France | France, Cour administrative d'appel de VERSAILLES, 6ème chambre, 25 juin 2024, 21VE02917


Vu la procédure suivante :



Procédure contentieuse antérieure :



M. C... B... a demandé au tribunal administratif de Versailles d'annuler la délibération du conseil municipal de la commune de Draveil du 26 juin 2019 en tant qu'elle approuve la révision du plan local d'urbanisme de la commune et la décision implicite de rejet de son recours gracieux tendant à l'annulation de cette délibération.



Par une ordonnance n° 2000046 rendue le 2 septembre 2021, le magistrat désigné par la présidente du tribunal administratif

de Versailles a rejeté sa demande.



Procédure devant la cour :



Par une requête...

Vu la procédure suivante :

Procédure contentieuse antérieure :

M. C... B... a demandé au tribunal administratif de Versailles d'annuler la délibération du conseil municipal de la commune de Draveil du 26 juin 2019 en tant qu'elle approuve la révision du plan local d'urbanisme de la commune et la décision implicite de rejet de son recours gracieux tendant à l'annulation de cette délibération.

Par une ordonnance n° 2000046 rendue le 2 septembre 2021, le magistrat désigné par la présidente du tribunal administratif de Versailles a rejeté sa demande.

Procédure devant la cour :

Par une requête enregistrée le 20 octobre 2021, M. B..., représenté par Me Vos, avocat, demande à la cour :

1°) d'annuler cette ordonnance ;

2°) d'annuler, pour excès de pouvoir, la délibération du 26 juin 2019 et la décision implicite de rejet du recours gracieux tendant à l'annulation de cette délibération ;

3°) de condamner la commune de Draveil au paiement d'une somme de 4 000 euros sur le fondement des dispositions de l'article L. 761-1 du code de justice administrative.

Il soutient que :

Sur la régularité de l'ordonnance attaquée :

- le premier juge a considéré à tort que la requête était tardive ;

Sur le bien-fondé de l'ordonnance attaquée :

- les orientations générales du projet d'aménagement et de développement durables n'ont fait l'objet d'aucun débat de la part des conseillers municipaux, en méconnaissance de l'article L. 153-12 du code de l'urbanisme ;

- le projet d'aménagement et de développement durables ne contient aucun objectif chiffré, en méconnaissance de l'article L. 151-5 du code de l'urbanisme ;

- le maire a commis une erreur manifeste d'appréciation en classant la parcelle litigeuse n° 231 en tant qu'espace naturel ;

- les orientations d'aménagement et de programmation méconnaissent l'article R. 151-8 du code de l'urbanisme ;

- le règlement de la zone AUH du plan local d'urbanisme est contraire à l'article R. 151-20 du code de l'urbanisme.

Par un mémoire en défense enregistré le 5 décembre 2022, la commune de Draveil, représentée par Me Mokhtar, avocat, conclut au rejet de la requête et à ce qu'une somme de 3 000 euros soit mise à la charge de M. B... au titre de l'article L. 761-1 du code de justice administrative.

Elle fait valoir que :

- la demande de première instance était tardive ;

- les moyens ne sont pas fondés.

Vu les autres pièces du dossier.

Vu :

- le code de l'urbanisme ;

- le code de justice administrative.

Les parties ont été régulièrement averties du jour de l'audience.

Ont été entendus au cours de l'audience publique :

- le rapport de M. Albertini,

- les conclusions de Mme Villette, rapporteure publique,

- et les observations de Me Mokhtar, pour la commune de Draveil.

Considérant ce qui suit :

1. Par une délibération du 26 juin 2019, le conseil municipal de la commune de Draveil a approuvé la révision du plan local d'urbanisme.
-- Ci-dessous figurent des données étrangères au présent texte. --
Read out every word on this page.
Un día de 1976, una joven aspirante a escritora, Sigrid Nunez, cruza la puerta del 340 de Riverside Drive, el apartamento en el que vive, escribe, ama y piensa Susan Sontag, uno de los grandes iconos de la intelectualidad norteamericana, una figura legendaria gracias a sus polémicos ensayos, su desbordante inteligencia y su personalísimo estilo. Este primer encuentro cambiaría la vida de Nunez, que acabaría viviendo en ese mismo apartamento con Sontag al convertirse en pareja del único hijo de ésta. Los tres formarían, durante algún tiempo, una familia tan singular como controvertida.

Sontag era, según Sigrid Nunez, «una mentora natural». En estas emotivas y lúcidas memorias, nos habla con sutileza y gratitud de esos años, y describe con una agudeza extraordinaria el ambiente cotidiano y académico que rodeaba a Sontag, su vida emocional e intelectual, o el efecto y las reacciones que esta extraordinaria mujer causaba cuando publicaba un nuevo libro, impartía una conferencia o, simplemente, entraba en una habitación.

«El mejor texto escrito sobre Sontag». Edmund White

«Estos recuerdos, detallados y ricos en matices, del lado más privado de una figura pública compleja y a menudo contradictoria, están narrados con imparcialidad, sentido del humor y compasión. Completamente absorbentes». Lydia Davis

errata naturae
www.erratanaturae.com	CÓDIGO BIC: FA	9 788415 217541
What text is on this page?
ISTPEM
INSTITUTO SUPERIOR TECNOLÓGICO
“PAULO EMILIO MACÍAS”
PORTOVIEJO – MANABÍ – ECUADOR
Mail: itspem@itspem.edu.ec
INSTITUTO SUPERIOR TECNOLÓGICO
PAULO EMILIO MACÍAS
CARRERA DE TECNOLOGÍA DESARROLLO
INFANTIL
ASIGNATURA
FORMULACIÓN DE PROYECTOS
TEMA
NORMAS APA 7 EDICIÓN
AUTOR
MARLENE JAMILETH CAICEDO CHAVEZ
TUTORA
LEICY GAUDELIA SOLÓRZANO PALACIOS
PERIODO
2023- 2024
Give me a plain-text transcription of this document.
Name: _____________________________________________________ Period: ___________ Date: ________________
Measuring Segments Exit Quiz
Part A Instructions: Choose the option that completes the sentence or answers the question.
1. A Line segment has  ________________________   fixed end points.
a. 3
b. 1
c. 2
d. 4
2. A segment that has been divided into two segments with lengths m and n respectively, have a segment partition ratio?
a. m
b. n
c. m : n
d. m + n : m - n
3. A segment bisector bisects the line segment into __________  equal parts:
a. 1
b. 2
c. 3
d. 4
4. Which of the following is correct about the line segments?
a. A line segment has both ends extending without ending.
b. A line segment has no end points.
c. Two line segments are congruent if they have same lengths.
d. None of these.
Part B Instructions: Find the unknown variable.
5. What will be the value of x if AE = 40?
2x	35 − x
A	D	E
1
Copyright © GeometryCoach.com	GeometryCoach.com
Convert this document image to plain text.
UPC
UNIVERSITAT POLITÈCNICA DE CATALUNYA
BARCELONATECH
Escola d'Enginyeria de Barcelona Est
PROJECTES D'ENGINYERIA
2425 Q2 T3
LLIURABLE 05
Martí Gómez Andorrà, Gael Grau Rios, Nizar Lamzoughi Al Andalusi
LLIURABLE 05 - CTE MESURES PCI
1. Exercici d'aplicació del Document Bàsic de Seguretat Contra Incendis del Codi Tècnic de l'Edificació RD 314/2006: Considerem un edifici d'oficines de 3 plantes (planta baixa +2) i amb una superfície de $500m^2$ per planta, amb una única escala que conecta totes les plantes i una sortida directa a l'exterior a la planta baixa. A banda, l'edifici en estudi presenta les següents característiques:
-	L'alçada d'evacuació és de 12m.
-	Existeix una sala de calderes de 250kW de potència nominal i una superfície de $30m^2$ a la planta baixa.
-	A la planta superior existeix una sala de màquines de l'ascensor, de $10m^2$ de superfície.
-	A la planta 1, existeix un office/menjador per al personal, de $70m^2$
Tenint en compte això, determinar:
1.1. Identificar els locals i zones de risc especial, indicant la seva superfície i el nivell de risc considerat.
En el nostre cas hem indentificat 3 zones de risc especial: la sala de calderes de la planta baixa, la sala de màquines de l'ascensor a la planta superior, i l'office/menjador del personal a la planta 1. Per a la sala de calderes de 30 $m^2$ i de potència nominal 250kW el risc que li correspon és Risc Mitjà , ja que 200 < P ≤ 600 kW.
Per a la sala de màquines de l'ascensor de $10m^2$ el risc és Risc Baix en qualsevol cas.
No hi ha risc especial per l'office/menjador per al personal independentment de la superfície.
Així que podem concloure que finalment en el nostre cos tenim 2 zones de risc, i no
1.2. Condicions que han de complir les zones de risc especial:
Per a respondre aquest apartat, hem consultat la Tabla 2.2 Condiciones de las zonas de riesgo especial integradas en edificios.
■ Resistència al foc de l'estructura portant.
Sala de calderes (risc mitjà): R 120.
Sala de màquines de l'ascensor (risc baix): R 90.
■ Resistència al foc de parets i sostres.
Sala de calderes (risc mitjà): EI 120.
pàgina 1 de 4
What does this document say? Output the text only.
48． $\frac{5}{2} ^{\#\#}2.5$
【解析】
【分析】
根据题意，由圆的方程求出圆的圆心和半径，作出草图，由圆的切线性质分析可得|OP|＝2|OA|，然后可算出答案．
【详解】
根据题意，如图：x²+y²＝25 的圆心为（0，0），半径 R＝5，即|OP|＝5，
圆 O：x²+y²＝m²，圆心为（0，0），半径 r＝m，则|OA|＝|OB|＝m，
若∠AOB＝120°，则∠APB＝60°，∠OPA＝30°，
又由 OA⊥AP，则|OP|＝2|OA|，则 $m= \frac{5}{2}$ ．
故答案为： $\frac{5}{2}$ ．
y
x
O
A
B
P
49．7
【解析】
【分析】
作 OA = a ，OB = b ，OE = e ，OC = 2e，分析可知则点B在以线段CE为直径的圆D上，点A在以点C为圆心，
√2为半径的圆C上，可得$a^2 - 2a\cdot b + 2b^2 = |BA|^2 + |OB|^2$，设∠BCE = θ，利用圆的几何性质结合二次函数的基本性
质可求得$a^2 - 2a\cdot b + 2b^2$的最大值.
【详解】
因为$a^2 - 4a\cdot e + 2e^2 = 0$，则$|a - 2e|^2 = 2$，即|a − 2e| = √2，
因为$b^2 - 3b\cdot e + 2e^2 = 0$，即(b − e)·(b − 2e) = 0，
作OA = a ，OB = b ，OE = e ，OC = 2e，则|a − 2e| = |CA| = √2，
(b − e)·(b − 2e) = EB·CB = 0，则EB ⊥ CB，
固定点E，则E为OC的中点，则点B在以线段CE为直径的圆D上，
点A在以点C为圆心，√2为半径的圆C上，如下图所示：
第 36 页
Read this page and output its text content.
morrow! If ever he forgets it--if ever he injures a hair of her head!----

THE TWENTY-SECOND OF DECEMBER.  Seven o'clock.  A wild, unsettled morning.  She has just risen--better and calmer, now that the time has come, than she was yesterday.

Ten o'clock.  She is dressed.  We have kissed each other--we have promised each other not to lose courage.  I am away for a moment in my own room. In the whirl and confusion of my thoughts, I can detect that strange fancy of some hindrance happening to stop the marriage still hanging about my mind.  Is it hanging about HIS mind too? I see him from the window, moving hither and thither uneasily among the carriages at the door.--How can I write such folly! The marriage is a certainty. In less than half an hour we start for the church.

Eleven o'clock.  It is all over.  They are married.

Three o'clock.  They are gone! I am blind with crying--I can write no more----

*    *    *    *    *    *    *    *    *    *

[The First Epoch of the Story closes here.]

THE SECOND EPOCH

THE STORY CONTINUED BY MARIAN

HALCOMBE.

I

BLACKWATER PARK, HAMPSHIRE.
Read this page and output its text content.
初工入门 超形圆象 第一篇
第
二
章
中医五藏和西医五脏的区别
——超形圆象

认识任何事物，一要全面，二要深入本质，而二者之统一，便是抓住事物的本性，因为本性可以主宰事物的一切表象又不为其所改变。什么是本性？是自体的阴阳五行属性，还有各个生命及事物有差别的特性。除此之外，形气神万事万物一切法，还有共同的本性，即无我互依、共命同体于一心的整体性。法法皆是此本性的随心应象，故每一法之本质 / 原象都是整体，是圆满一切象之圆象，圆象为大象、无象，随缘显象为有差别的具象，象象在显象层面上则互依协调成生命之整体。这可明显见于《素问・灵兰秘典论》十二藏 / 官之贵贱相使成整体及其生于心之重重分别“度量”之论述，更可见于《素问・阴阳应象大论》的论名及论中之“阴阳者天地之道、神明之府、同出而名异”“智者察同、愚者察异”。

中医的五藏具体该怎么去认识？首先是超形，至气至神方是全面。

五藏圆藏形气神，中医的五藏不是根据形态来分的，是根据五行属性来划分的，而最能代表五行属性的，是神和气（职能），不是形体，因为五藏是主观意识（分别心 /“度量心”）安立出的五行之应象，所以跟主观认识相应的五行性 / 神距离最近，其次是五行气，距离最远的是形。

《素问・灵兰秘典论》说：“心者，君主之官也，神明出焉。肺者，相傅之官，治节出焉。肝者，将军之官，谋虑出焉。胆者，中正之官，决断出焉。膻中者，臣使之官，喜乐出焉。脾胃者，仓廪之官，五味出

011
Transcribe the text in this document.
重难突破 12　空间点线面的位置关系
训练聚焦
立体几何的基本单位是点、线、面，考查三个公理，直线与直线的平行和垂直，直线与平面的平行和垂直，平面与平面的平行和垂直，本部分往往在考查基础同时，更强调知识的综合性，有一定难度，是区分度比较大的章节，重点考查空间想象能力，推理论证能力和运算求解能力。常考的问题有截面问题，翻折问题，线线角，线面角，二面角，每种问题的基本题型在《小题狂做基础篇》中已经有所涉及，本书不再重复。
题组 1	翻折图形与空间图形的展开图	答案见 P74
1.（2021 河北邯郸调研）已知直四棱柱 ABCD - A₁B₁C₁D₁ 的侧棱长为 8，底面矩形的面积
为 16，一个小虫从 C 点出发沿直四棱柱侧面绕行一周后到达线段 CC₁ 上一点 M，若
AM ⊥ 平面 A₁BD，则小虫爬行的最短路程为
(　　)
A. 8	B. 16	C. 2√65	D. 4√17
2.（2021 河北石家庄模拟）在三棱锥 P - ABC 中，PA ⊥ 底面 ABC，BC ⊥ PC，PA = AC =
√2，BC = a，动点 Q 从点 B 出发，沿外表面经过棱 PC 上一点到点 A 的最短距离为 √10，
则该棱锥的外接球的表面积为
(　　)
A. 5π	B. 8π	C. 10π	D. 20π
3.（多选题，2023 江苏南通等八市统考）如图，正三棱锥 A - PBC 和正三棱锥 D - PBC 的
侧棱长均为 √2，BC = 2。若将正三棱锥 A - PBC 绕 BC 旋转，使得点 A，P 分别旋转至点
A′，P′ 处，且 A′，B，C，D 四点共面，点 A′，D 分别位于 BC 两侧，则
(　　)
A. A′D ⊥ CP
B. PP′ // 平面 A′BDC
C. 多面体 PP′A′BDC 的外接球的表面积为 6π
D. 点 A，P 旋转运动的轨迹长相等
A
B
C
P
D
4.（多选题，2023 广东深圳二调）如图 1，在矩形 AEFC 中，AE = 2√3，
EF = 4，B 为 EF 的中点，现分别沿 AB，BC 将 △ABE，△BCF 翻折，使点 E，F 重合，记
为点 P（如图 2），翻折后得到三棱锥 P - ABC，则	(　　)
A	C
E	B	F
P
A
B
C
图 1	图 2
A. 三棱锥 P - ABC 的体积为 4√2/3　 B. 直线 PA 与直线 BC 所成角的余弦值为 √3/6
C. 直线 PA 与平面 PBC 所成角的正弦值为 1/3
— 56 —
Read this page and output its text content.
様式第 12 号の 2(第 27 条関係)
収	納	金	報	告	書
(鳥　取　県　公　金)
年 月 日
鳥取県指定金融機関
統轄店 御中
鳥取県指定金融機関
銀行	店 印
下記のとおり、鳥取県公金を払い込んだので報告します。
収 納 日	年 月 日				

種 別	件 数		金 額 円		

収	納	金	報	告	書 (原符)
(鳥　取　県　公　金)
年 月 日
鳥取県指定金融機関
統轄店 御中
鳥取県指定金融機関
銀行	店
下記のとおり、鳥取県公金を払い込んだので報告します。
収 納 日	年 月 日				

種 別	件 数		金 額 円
Par un recours gracieux du 2 septembre 2019, M. B... a demandé au maire de la commune de retirer cette délibération. Cette demande n'a fait l'objet d'aucune réponse, donnant ainsi lieu à une décision implicite de rejet. M. B... relève appel de l'ordonnance du 2 octobre 2021 par laquelle le magistrat désigné par la présidente du tribunal administratif de Versailles a rejeté sa demande tendant à l'annulation de cette délibération.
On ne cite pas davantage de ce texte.